We always get to hear that getting to publish your work in Bahrain is relatively tough. How did you manage to have successfully published all the wonderful work of yours?

My first book was financed by Bahrain Writers Association, while the 2nd edition was financed by me. My second book, which won the Book of the Year 2003, was published through the Authority for Culture and Antiquities. The anthology, published in USA, was financed by Shaikha Mai Al Khalifa through Shaikh Ebrahim Bin Mohamed Al Khalifa Center for Culture and Research. My 4th book was published and financed by myself. As a matter of fact, the Authority of Culture and Antiquity normally publishes our books but usually it takes a long period of time due to the number of books and budget constraints.

Do you think the youth today is moving away from the artful world of prose and poems? How do you think they can be brought back?

The answer is relatively, yes. The youth today worldwide, unlike the seventies, are taken away by internet and social media. We have no choice except to say that poetry and literature in general is for the elite. They could be brought back by including Bahraini poetry in the education curricula in high schools and through support of the local media. Can you believe that there are several newspapers and magazines that treat poetry and literature carelessly and they do not pay the writers which they publish? This is highly discouraging for Bahraini writers. I believe Bahrain’s writers must be given full support and be rewarded for their creativity. Writers are the cultural and civilized face of any nation. They are the ones who promote the country’s name worldwide.

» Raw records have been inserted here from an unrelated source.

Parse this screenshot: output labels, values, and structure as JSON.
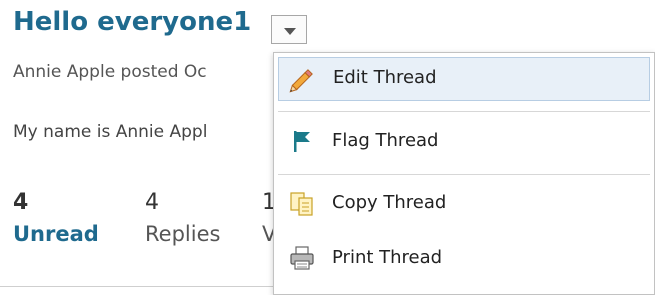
{
  "thread": {
    "title": "Hello everyone1",
    "meta": "Annie Apple posted Oc",
    "body": "My name is Annie Appl"
  },
  "stats": {
    "unread_count": "4",
    "unread_label": "Unread",
    "replies_count": "4",
    "replies_label": "Replies",
    "views_count_partial": "1",
    "views_label_partial": "V"
  },
  "menu": {
    "items": [
      {
        "label": "Edit Thread",
        "icon": "pencil-icon"
      },
      {
        "label": "Flag Thread",
        "icon": "flag-icon"
      },
      {
        "label": "Copy Thread",
        "icon": "copy-icon"
      },
      {
        "label": "Print Thread",
        "icon": "printer-icon"
      }
    ]
  },
  "colors": {
    "title": "#1f6a8e",
    "flag": "#1b7a8a",
    "highlight": "#e8f0f8"
  }
}
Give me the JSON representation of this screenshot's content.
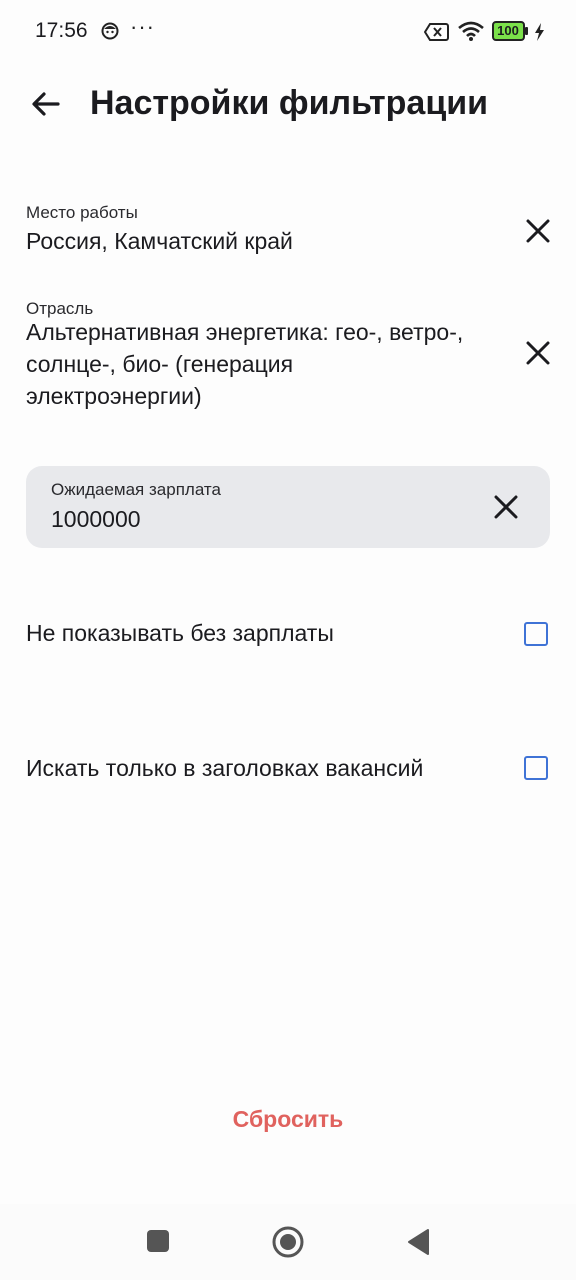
{
  "status_bar": {
    "time": "17:56",
    "dots": "···",
    "battery": "100",
    "icons": [
      "smiley-face-icon",
      "sim-error-icon",
      "wifi-icon",
      "battery-icon",
      "charging-bolt-icon"
    ]
  },
  "header": {
    "title": "Настройки фильтрации",
    "back_icon": "arrow-left-icon"
  },
  "filters": {
    "workplace": {
      "label": "Место работы",
      "value": "Россия, Камчатский край"
    },
    "industry": {
      "label": "Отрасль",
      "value_lines": [
        "Альтернативная энергетика: гео-, ветро-,",
        "солнце-, био- (генерация",
        "электроэнергии)"
      ]
    },
    "salary": {
      "label": "Ожидаемая зарплата",
      "value": "1000000"
    },
    "hide_without_salary": {
      "label": "Не показывать без зарплаты",
      "checked": false
    },
    "search_titles_only": {
      "label": "Искать только в заголовках вакансий",
      "checked": false
    }
  },
  "reset_label": "Сбросить",
  "colors": {
    "accent_checkbox": "#3f73d6",
    "reset_text": "#e0625e",
    "salary_card_bg": "#e8e9ec"
  }
}
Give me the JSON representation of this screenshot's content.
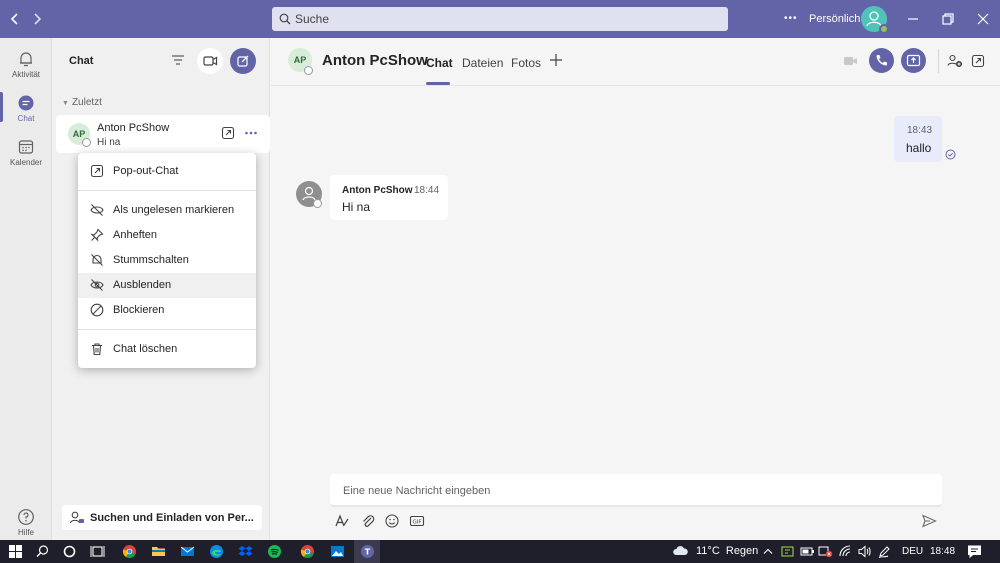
{
  "titlebar": {
    "search_placeholder": "Suche",
    "more_label": "•••",
    "account_label": "Persönlich"
  },
  "rail": {
    "items": [
      {
        "label": "Aktivität",
        "icon": "bell-icon"
      },
      {
        "label": "Chat",
        "icon": "chat-icon"
      },
      {
        "label": "Kalender",
        "icon": "calendar-icon"
      }
    ],
    "help_label": "Hilfe"
  },
  "chatlist": {
    "title": "Chat",
    "section_label": "Zuletzt",
    "items": [
      {
        "initials": "AP",
        "name": "Anton PcShow",
        "preview": "Hi na"
      }
    ],
    "invite_label": "Suchen und Einladen von Per..."
  },
  "context_menu": {
    "items": [
      {
        "label": "Pop-out-Chat",
        "icon": "popout-icon"
      },
      {
        "label": "Als ungelesen markieren",
        "icon": "unread-icon"
      },
      {
        "label": "Anheften",
        "icon": "pin-icon"
      },
      {
        "label": "Stummschalten",
        "icon": "mute-icon"
      },
      {
        "label": "Ausblenden",
        "icon": "hide-icon"
      },
      {
        "label": "Blockieren",
        "icon": "block-icon"
      },
      {
        "label": "Chat löschen",
        "icon": "trash-icon"
      }
    ]
  },
  "conversation": {
    "initials": "AP",
    "name": "Anton PcShow",
    "tabs": [
      "Chat",
      "Dateien",
      "Fotos"
    ],
    "active_tab": "Chat",
    "messages": [
      {
        "from": "me",
        "time": "18:43",
        "text": "hallo"
      },
      {
        "from": "Anton PcShow",
        "time": "18:44",
        "text": "Hi na"
      }
    ],
    "compose_placeholder": "Eine neue Nachricht eingeben"
  },
  "taskbar": {
    "weather": "11°C  Regen",
    "language": "DEU",
    "clock": "18:48"
  },
  "colors": {
    "brand": "#6264a7",
    "avatar_bg": "#d8ecd9"
  }
}
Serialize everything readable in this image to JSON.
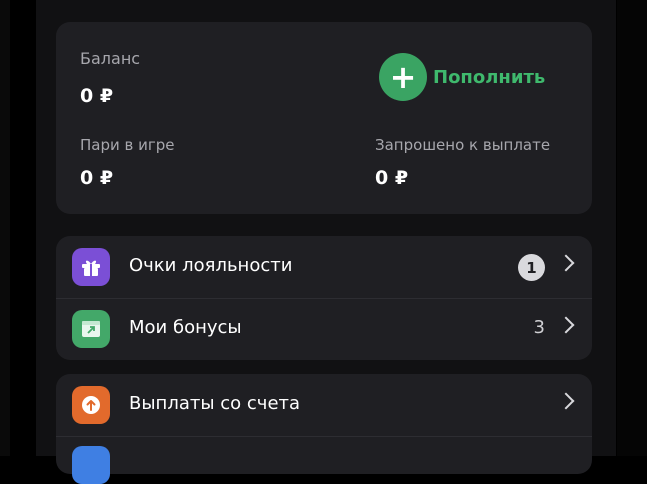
{
  "balance": {
    "label": "Баланс",
    "amount": "0 ₽",
    "topup_label": "Пополнить",
    "bets_label": "Пари в игре",
    "bets_amount": "0 ₽",
    "requested_label": "Запрошено к выплате",
    "requested_amount": "0 ₽"
  },
  "menu": {
    "loyalty": {
      "label": "Очки лояльности",
      "badge": "1",
      "icon": "gift-icon",
      "color": "#7b4fd6"
    },
    "bonuses": {
      "label": "Мои бонусы",
      "count": "3",
      "icon": "bonus-icon",
      "color": "#43a869"
    },
    "payouts": {
      "label": "Выплаты со счета",
      "icon": "arrow-up-icon",
      "color": "#e26a2c"
    },
    "next": {
      "icon": "partial-icon",
      "color": "#3f7fe3"
    }
  }
}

In short, they should not be left alone.

What according to you is the secret recipe for being a successful writer or poet?

The secret recipe is to be talented and have real passion for writing. Writing is a real window to release your stress, sorrows and love. Writing is the best psychiatrist for depression. Reading, language and strong desire are the tools. Once you express yourself and release your pains on paper in an honest and artistic structure you may expect success.